Some quotes from George Will on Liberals attempting to put "the squeeze" on Chief Justice John Roberts.
Concluding that Kennedy might be disposed to overturn the mandate, some Obamacare defenders decided that Roberts’s vote will be decisive. They hope to secure it by causing Roberts to worry about his reputation and that of his institution.
Recently, for example, Vermont’s Pat Leahy, chairman of the Judiciary Committee, delivered a Senate speech defending the constitutionality of what he calls the “personal responsibility requirement.” (This is his Orwellian appellation for the mandate, whereby government coercion nullifies personal choice regarding insurance.) After 37 years in the Senate, Leahy probably no longer knows when he sounds insufferably patronizing, as he did when he said that during oral argument he thought that Roberts “seemed well aware of the significance of [the Obamacare] decision.” And “I thought I saw a chief justice who understands the importance of this case to all Americans.” And Roberts “seemed to understand” the deference owed to Congress.
Leahy tutored Roberts about “appropriate deference” to “the elected branch,” vacuously admonished him to be “a chief justice for all of us” and absurdly asserted that the mandate is “consistent with the understanding of the Constitution” that “the American people have had for the better part of a century.”Jeffrey Rosen of George Washington Law School, writing in the New Republic, topped Leahy’s rhetorical extravagance by saying this is Roberts’s “moment of truth” because, if the court overturns Obamacare 5 to 4, Roberts’s “stated goal of presiding over a less divisive court will be viewed as an irredeemable failure.”

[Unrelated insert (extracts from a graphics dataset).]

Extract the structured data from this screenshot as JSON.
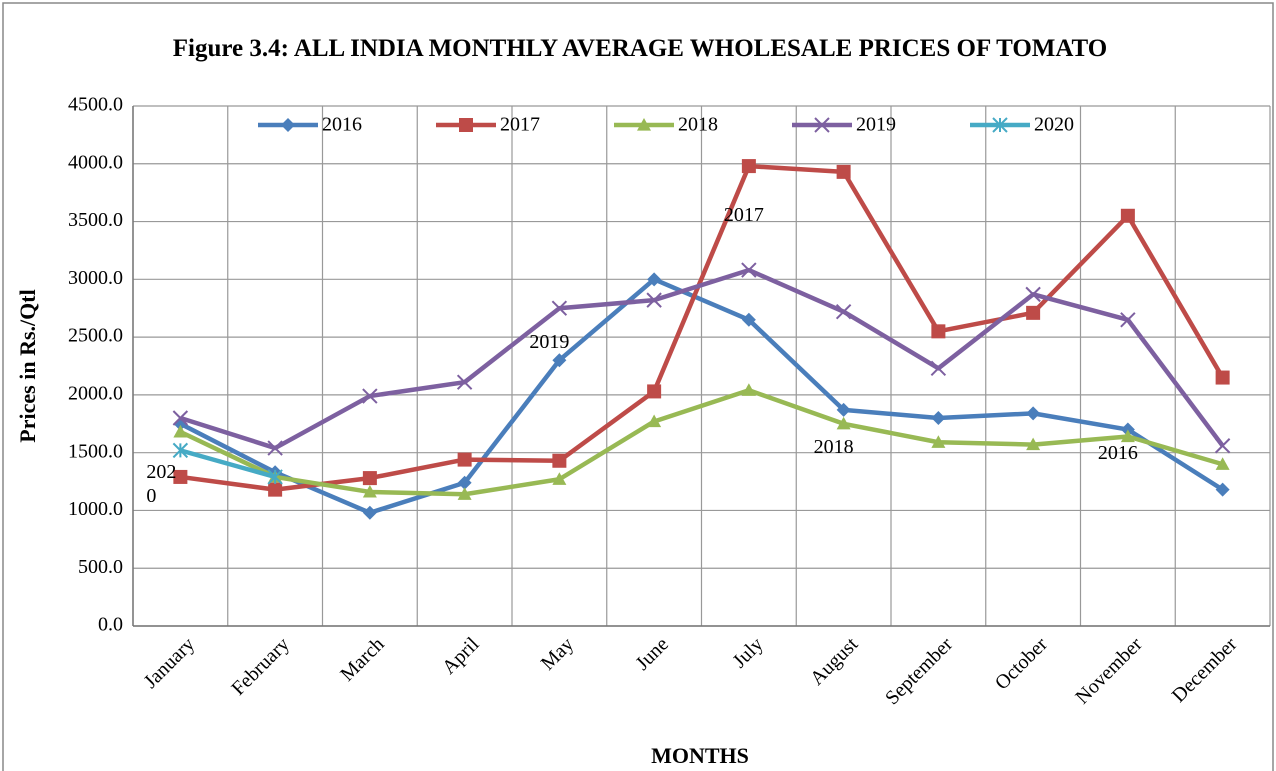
{
  "chart_data": {
    "type": "line",
    "title": "Figure 3.4: ALL INDIA MONTHLY AVERAGE WHOLESALE PRICES OF TOMATO",
    "x_label": "MONTHS",
    "y_label": "Prices in Rs./Qtl",
    "categories": [
      "January",
      "February",
      "March",
      "April",
      "May",
      "June",
      "July",
      "August",
      "September",
      "October",
      "November",
      "December"
    ],
    "series": [
      {
        "name": "2016",
        "color": "#4a7ebb",
        "marker": "diamond",
        "values": [
          1750,
          1330,
          980,
          1240,
          2300,
          3000,
          2650,
          1870,
          1800,
          1840,
          1700,
          1180
        ]
      },
      {
        "name": "2017",
        "color": "#be4b48",
        "marker": "square",
        "values": [
          1290,
          1180,
          1280,
          1440,
          1430,
          2030,
          3980,
          3930,
          2550,
          2710,
          3550,
          2150
        ]
      },
      {
        "name": "2018",
        "color": "#98b954",
        "marker": "triangle",
        "values": [
          1680,
          1290,
          1160,
          1140,
          1270,
          1770,
          2040,
          1750,
          1590,
          1570,
          1640,
          1400
        ]
      },
      {
        "name": "2019",
        "color": "#7d60a0",
        "marker": "x",
        "values": [
          1800,
          1540,
          1990,
          2110,
          2750,
          2820,
          3080,
          2720,
          2230,
          2870,
          2650,
          1560
        ]
      },
      {
        "name": "2020",
        "color": "#46aac5",
        "marker": "asterisk",
        "values": [
          1520,
          1290,
          null,
          null,
          null,
          null,
          null,
          null,
          null,
          null,
          null,
          null
        ]
      }
    ],
    "ylim": [
      0,
      4500
    ],
    "yticks": [
      {
        "value": 0,
        "label": "0.0"
      },
      {
        "value": 500,
        "label": "500.0"
      },
      {
        "value": 1000,
        "label": "1000.0"
      },
      {
        "value": 1500,
        "label": "1500.0"
      },
      {
        "value": 2000,
        "label": "2000.0"
      },
      {
        "value": 2500,
        "label": "2500.0"
      },
      {
        "value": 3000,
        "label": "3000.0"
      },
      {
        "value": 3500,
        "label": "3500.0"
      },
      {
        "value": 4000,
        "label": "4000.0"
      },
      {
        "value": 4500,
        "label": "4500.0"
      }
    ],
    "grid": true,
    "legend": "top",
    "annotations": [
      {
        "text": "2017",
        "category": 6
      },
      {
        "text": "2019",
        "category": 4
      },
      {
        "text": "2018",
        "category": 7
      },
      {
        "text": "2016",
        "category": 10
      },
      {
        "text": "2020",
        "category": 0
      }
    ]
  }
}
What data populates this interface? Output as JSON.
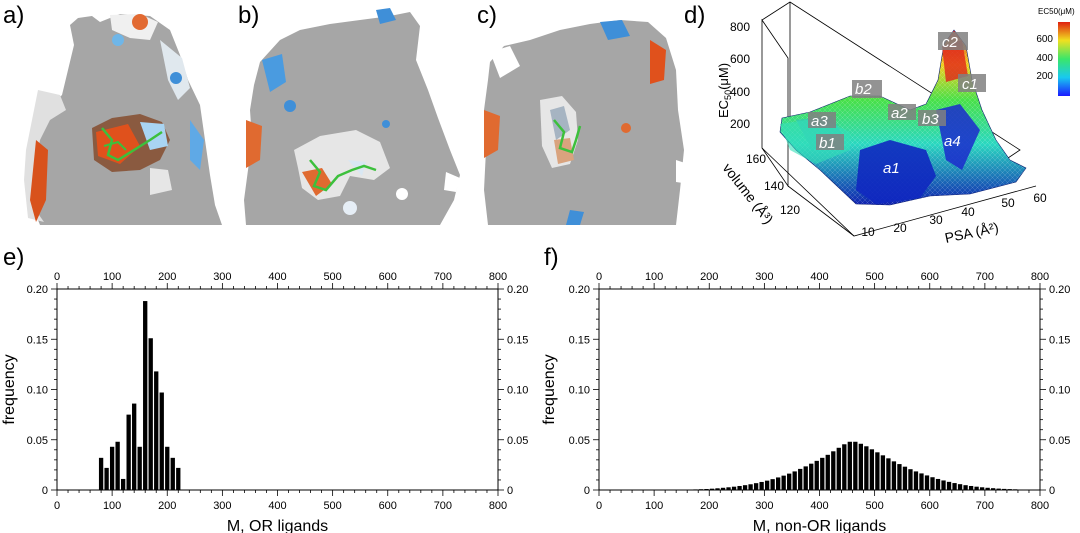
{
  "panel_labels": {
    "a": "a)",
    "b": "b)",
    "c": "c)",
    "d": "d)",
    "e": "e)",
    "f": "f)"
  },
  "panel_d": {
    "zlabel": "EC50(μM)",
    "zlabel_main": "EC",
    "zlabel_sub": "50",
    "zlabel_unit": "(μM)",
    "z_ticks": [
      "200",
      "400",
      "600",
      "800"
    ],
    "volume_label": "volume (Å³)",
    "volume_ticks": [
      "120",
      "140",
      "160"
    ],
    "psa_label": "PSA (Å²)",
    "psa_ticks": [
      "10",
      "20",
      "30",
      "40",
      "50",
      "60"
    ],
    "colorbar_title": "EC50(μM)",
    "colorbar_ticks": [
      "200",
      "400",
      "600"
    ],
    "region_labels": [
      "a1",
      "a2",
      "a3",
      "a4",
      "b1",
      "b2",
      "b3",
      "c1",
      "c2"
    ],
    "colors": {
      "low": "#0b1eb5",
      "mid": "#37e5b0",
      "high": "#e0301e"
    }
  },
  "chart_data": [
    {
      "type": "bar",
      "panel": "e",
      "title": "",
      "xlabel": "M, OR ligands",
      "ylabel": "frequency",
      "xlim": [
        0,
        800
      ],
      "ylim": [
        0,
        0.2
      ],
      "x_ticks": [
        0,
        100,
        200,
        300,
        400,
        500,
        600,
        700,
        800
      ],
      "y_ticks": [
        0,
        0.05,
        0.1,
        0.15,
        0.2
      ],
      "y_tick_labels": [
        "0",
        "0.05",
        "0.10",
        "0.15",
        "0.20"
      ],
      "bin_width": 10,
      "bin_starts": [
        75,
        85,
        95,
        105,
        115,
        125,
        135,
        145,
        155,
        165,
        175,
        185,
        195,
        205,
        215
      ],
      "values": [
        0.032,
        0.022,
        0.043,
        0.048,
        0.011,
        0.075,
        0.086,
        0.043,
        0.188,
        0.151,
        0.118,
        0.097,
        0.043,
        0.032,
        0.022
      ],
      "bar_color": "#000000"
    },
    {
      "type": "bar",
      "panel": "f",
      "title": "",
      "xlabel": "M, non-OR ligands",
      "ylabel": "frequency",
      "xlim": [
        0,
        800
      ],
      "ylim": [
        0,
        0.2
      ],
      "x_ticks": [
        0,
        100,
        200,
        300,
        400,
        500,
        600,
        700,
        800
      ],
      "y_ticks": [
        0,
        0.05,
        0.1,
        0.15,
        0.2
      ],
      "y_tick_labels": [
        "0",
        "0.05",
        "0.10",
        "0.15",
        "0.20"
      ],
      "bin_width": 10,
      "bin_starts": [
        160,
        170,
        180,
        190,
        200,
        210,
        220,
        230,
        240,
        250,
        260,
        270,
        280,
        290,
        300,
        310,
        320,
        330,
        340,
        350,
        360,
        370,
        380,
        390,
        400,
        410,
        420,
        430,
        440,
        450,
        460,
        470,
        480,
        490,
        500,
        510,
        520,
        530,
        540,
        550,
        560,
        570,
        580,
        590,
        600,
        610,
        620,
        630,
        640,
        650,
        660,
        670,
        680,
        690,
        700,
        710,
        720,
        730,
        740,
        750,
        760,
        770,
        780,
        790
      ],
      "values": [
        0.0005,
        0.0006,
        0.0008,
        0.001,
        0.0013,
        0.0017,
        0.0022,
        0.0027,
        0.0033,
        0.004,
        0.0048,
        0.0057,
        0.0068,
        0.008,
        0.0093,
        0.0108,
        0.0125,
        0.0143,
        0.0163,
        0.0185,
        0.021,
        0.0235,
        0.0262,
        0.029,
        0.032,
        0.035,
        0.0385,
        0.042,
        0.0455,
        0.048,
        0.048,
        0.046,
        0.0435,
        0.0405,
        0.0375,
        0.0345,
        0.0315,
        0.0285,
        0.0258,
        0.0232,
        0.0207,
        0.0185,
        0.0165,
        0.0145,
        0.0127,
        0.011,
        0.0095,
        0.0081,
        0.0069,
        0.0058,
        0.0048,
        0.004,
        0.0033,
        0.0027,
        0.0022,
        0.0018,
        0.0014,
        0.0011,
        0.0009,
        0.0007,
        0.0005,
        0.0004,
        0.0003,
        0.0002
      ],
      "bar_color": "#000000"
    }
  ]
}
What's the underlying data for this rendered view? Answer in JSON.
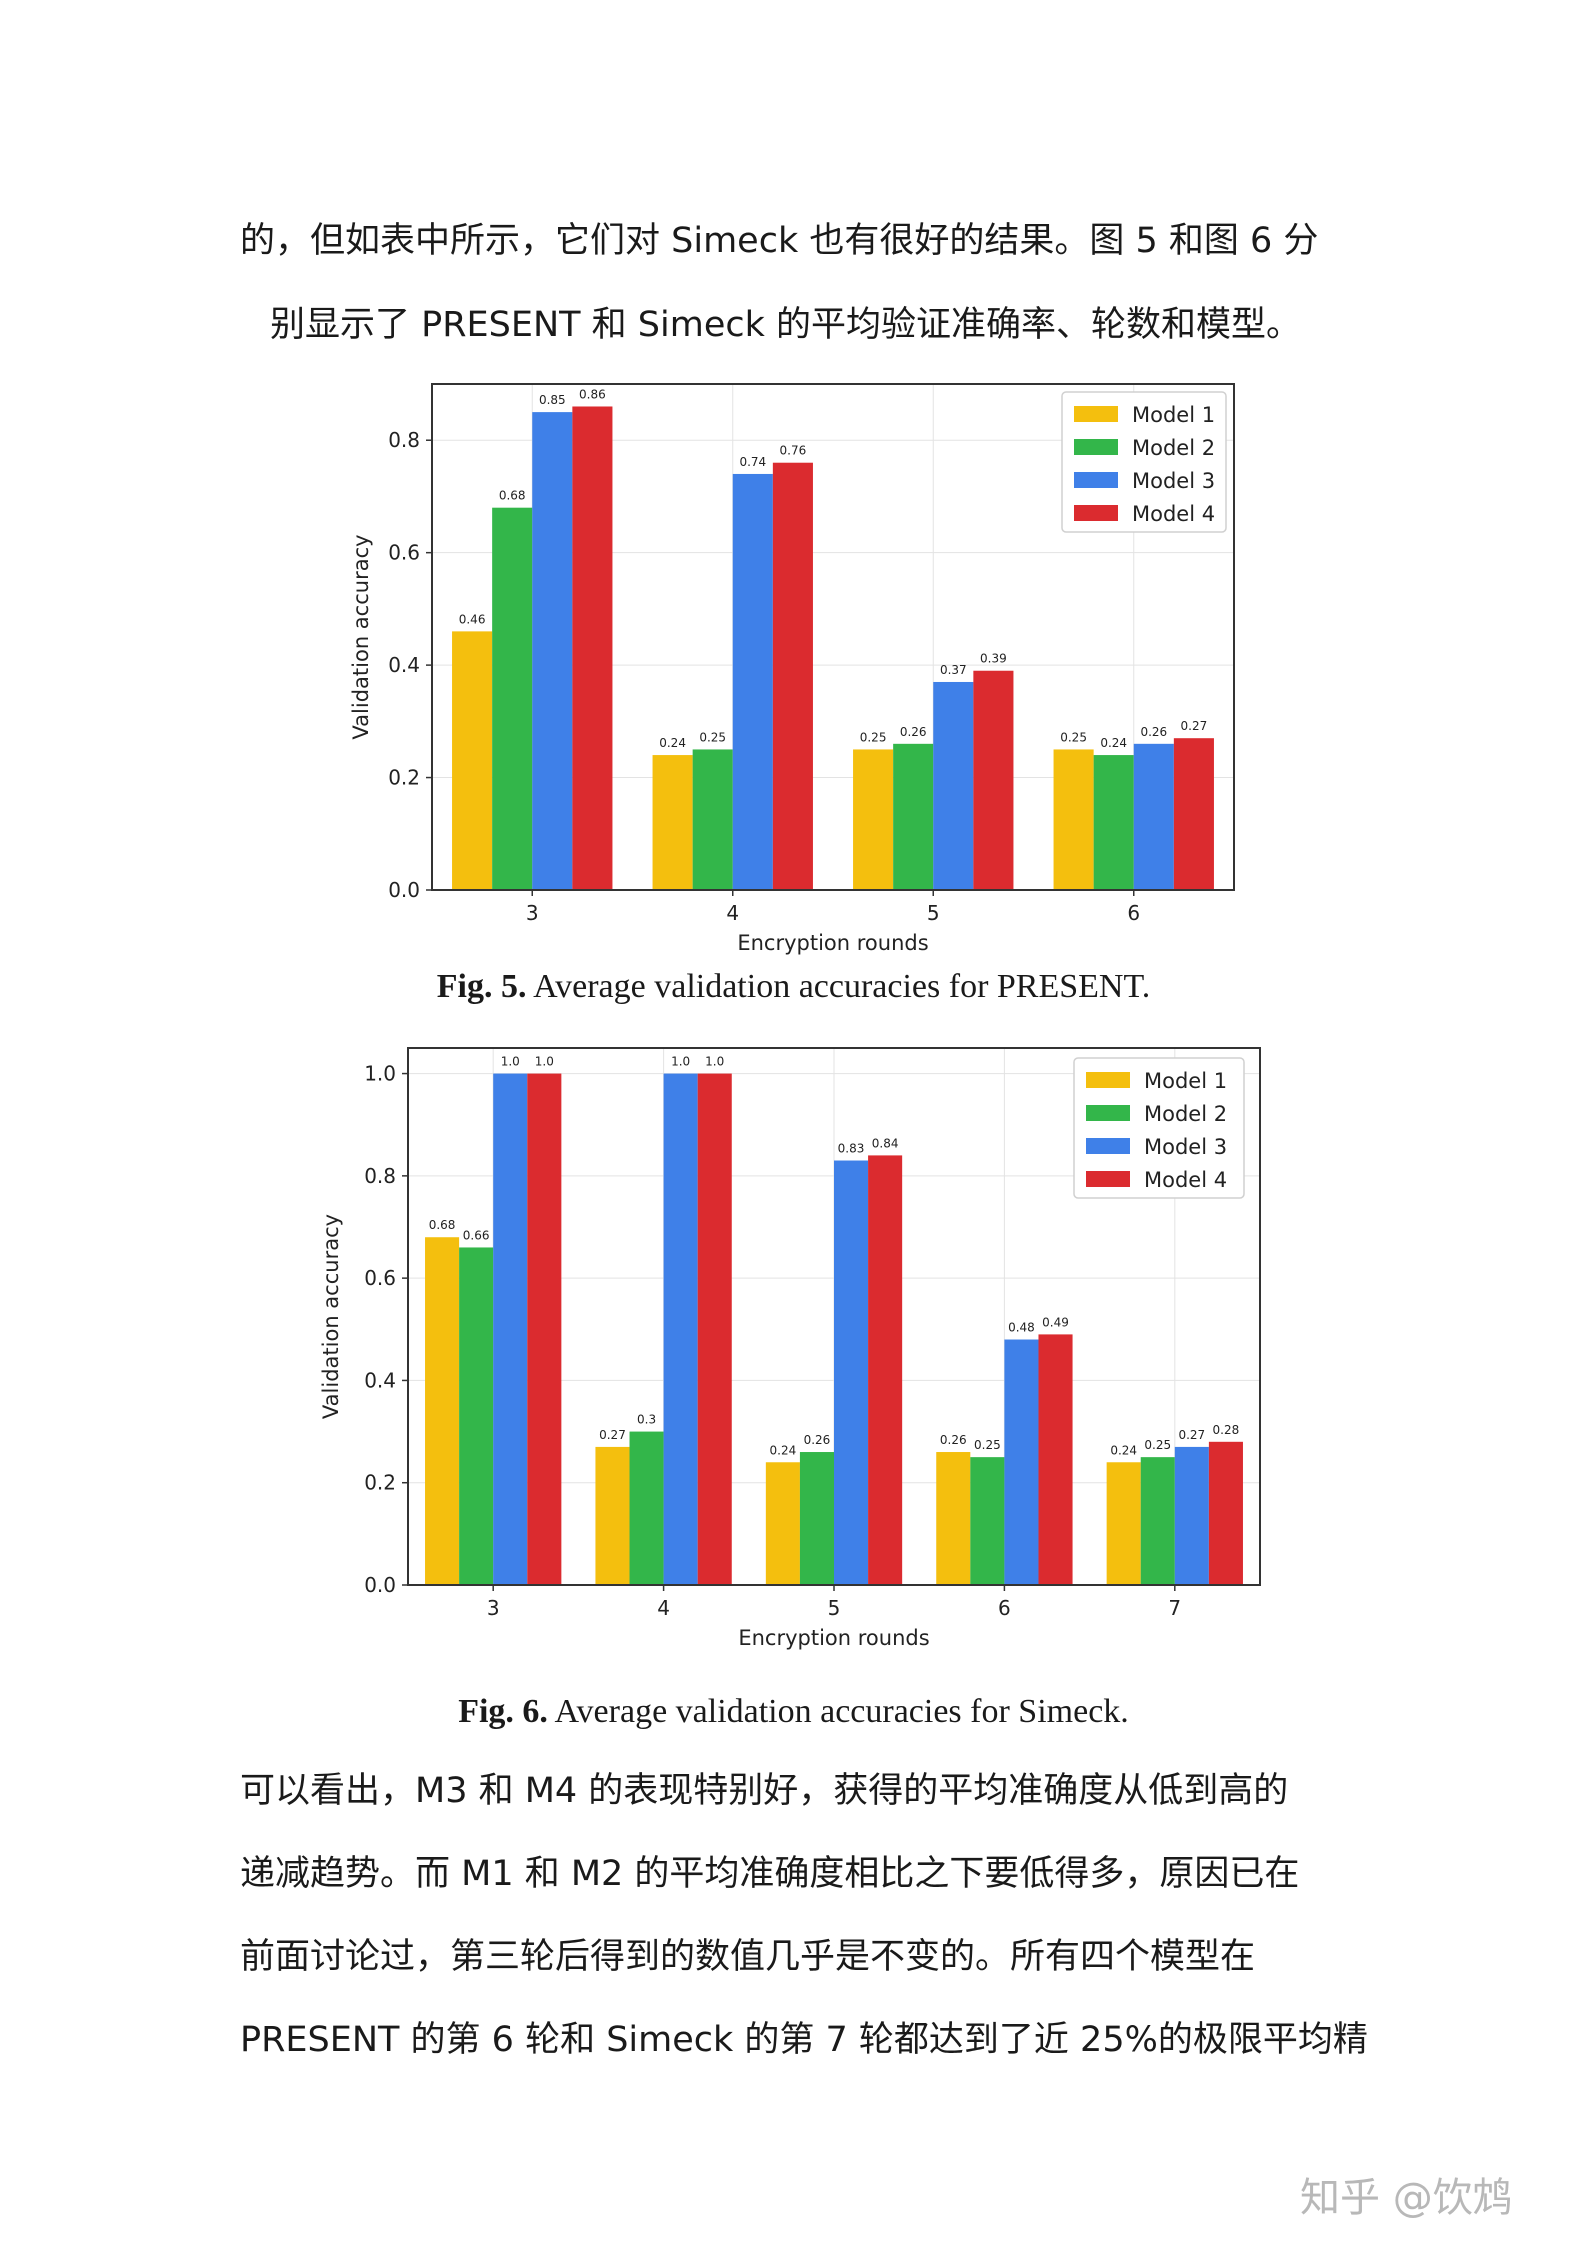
{
  "text": {
    "top_line1": "的，但如表中所示，它们对 Simeck 也有很好的结果。图 5 和图 6 分",
    "top_line2": "别显示了 PRESENT 和 Simeck 的平均验证准确率、轮数和模型。",
    "bottom_lines": [
      "可以看出，M3 和 M4 的表现特别好，获得的平均准确度从低到高的",
      "递减趋势。而 M1 和 M2 的平均准确度相比之下要低得多，原因已在",
      "前面讨论过，第三轮后得到的数值几乎是不变的。所有四个模型在",
      "PRESENT 的第 6 轮和 Simeck 的第 7 轮都达到了近 25%的极限平均精"
    ],
    "watermark": "知乎 @饮鸩"
  },
  "captions": {
    "fig5_label": "Fig. 5.",
    "fig5_text": " Average validation accuracies for PRESENT.",
    "fig6_label": "Fig. 6.",
    "fig6_text": " Average validation accuracies for Simeck."
  },
  "colors": {
    "model1": "#F4BF0E",
    "model2": "#33B64A",
    "model3": "#3F80E8",
    "model4": "#DB2B2F"
  },
  "chart_data": [
    {
      "type": "bar",
      "title": "",
      "xlabel": "Encryption rounds",
      "ylabel": "Validation accuracy",
      "categories": [
        "3",
        "4",
        "5",
        "6"
      ],
      "ylim": [
        0,
        0.9
      ],
      "yticks": [
        "0.0",
        "0.2",
        "0.4",
        "0.6",
        "0.8"
      ],
      "grid": true,
      "legend": "top-right",
      "series": [
        {
          "name": "Model 1",
          "values": [
            0.46,
            0.24,
            0.25,
            0.25
          ],
          "labels": [
            "0.46",
            "0.24",
            "0.25",
            "0.25"
          ]
        },
        {
          "name": "Model 2",
          "values": [
            0.68,
            0.25,
            0.26,
            0.24
          ],
          "labels": [
            "0.68",
            "0.25",
            "0.26",
            "0.24"
          ]
        },
        {
          "name": "Model 3",
          "values": [
            0.85,
            0.74,
            0.37,
            0.26
          ],
          "labels": [
            "0.85",
            "0.74",
            "0.37",
            "0.26"
          ]
        },
        {
          "name": "Model 4",
          "values": [
            0.86,
            0.76,
            0.39,
            0.27
          ],
          "labels": [
            "0.86",
            "0.76",
            "0.39",
            "0.27"
          ]
        }
      ]
    },
    {
      "type": "bar",
      "title": "",
      "xlabel": "Encryption rounds",
      "ylabel": "Validation accuracy",
      "categories": [
        "3",
        "4",
        "5",
        "6",
        "7"
      ],
      "ylim": [
        0,
        1.05
      ],
      "yticks": [
        "0.0",
        "0.2",
        "0.4",
        "0.6",
        "0.8",
        "1.0"
      ],
      "grid": true,
      "legend": "top-right",
      "series": [
        {
          "name": "Model 1",
          "values": [
            0.68,
            0.27,
            0.24,
            0.26,
            0.24
          ],
          "labels": [
            "0.68",
            "0.27",
            "0.24",
            "0.26",
            "0.24"
          ]
        },
        {
          "name": "Model 2",
          "values": [
            0.66,
            0.3,
            0.26,
            0.25,
            0.25
          ],
          "labels": [
            "0.66",
            "0.3",
            "0.26",
            "0.25",
            "0.25"
          ]
        },
        {
          "name": "Model 3",
          "values": [
            1.0,
            1.0,
            0.83,
            0.48,
            0.27
          ],
          "labels": [
            "1.0",
            "1.0",
            "0.83",
            "0.48",
            "0.27"
          ]
        },
        {
          "name": "Model 4",
          "values": [
            1.0,
            1.0,
            0.84,
            0.49,
            0.28
          ],
          "labels": [
            "1.0",
            "1.0",
            "0.84",
            "0.49",
            "0.28"
          ]
        }
      ]
    }
  ]
}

Oh? Viewed by whom? Perhaps by people who consider it “ideological” and somehow reprehensible that in the last full term, Justices Roberts and Sam Alito voted together 96 percent of the time, but who consider it principled and admirable that Justices Sonia Sotomayor and Elena Kagan voted together 94 percent of the time. Like-minded justices agree. So?
Why, exactly, would it be less “divisive” for the court to uphold the broadly disliked Obamacare 5 to 4 than to overturn it 5 to 4? But whether Obamacare is liked or detested is entirely irrelevant. The public’s durable deference toward the Supreme Court derives from the public’s recognition that the court is deferential not to Congress but to the Constitution.
Concerning which, it is cheeky of Rosen, a liberal, to lecture Roberts about jurisprudential conservatism, which Rosen says requires “restraint,” meaning deference to congressional liberalism. Such clumsy attempts to bend the chief justice are apt to reveal his spine of steel.
After the Supreme Court heard arguments for and against the individual mandate, many were left with the feeling that the Supreme Court wasn't buying the Obama's administration's arguments.
Obama attempted to intimidate the Supreme Court first, polls finding that majority of Americans agree with the assessment that Obama's public words were an attempt to intimidate. Then the Obama administration continued with their intimidation campaign by threatening "Medicare reductions" if the High Court overturns Obamacare.
The Supreme Court ruling on the individual mandate's constitutionality is expected some time in June.
No one knows how the Supreme Court is going to finally rule, but the good thing about the Supreme Court is strong arm tactics like the liberals are attempting do not work as well on positions that are lifetime appointments, so judiciaries can be left to do their business with no threat of losing their jobs, therefore they cannot be intimidated.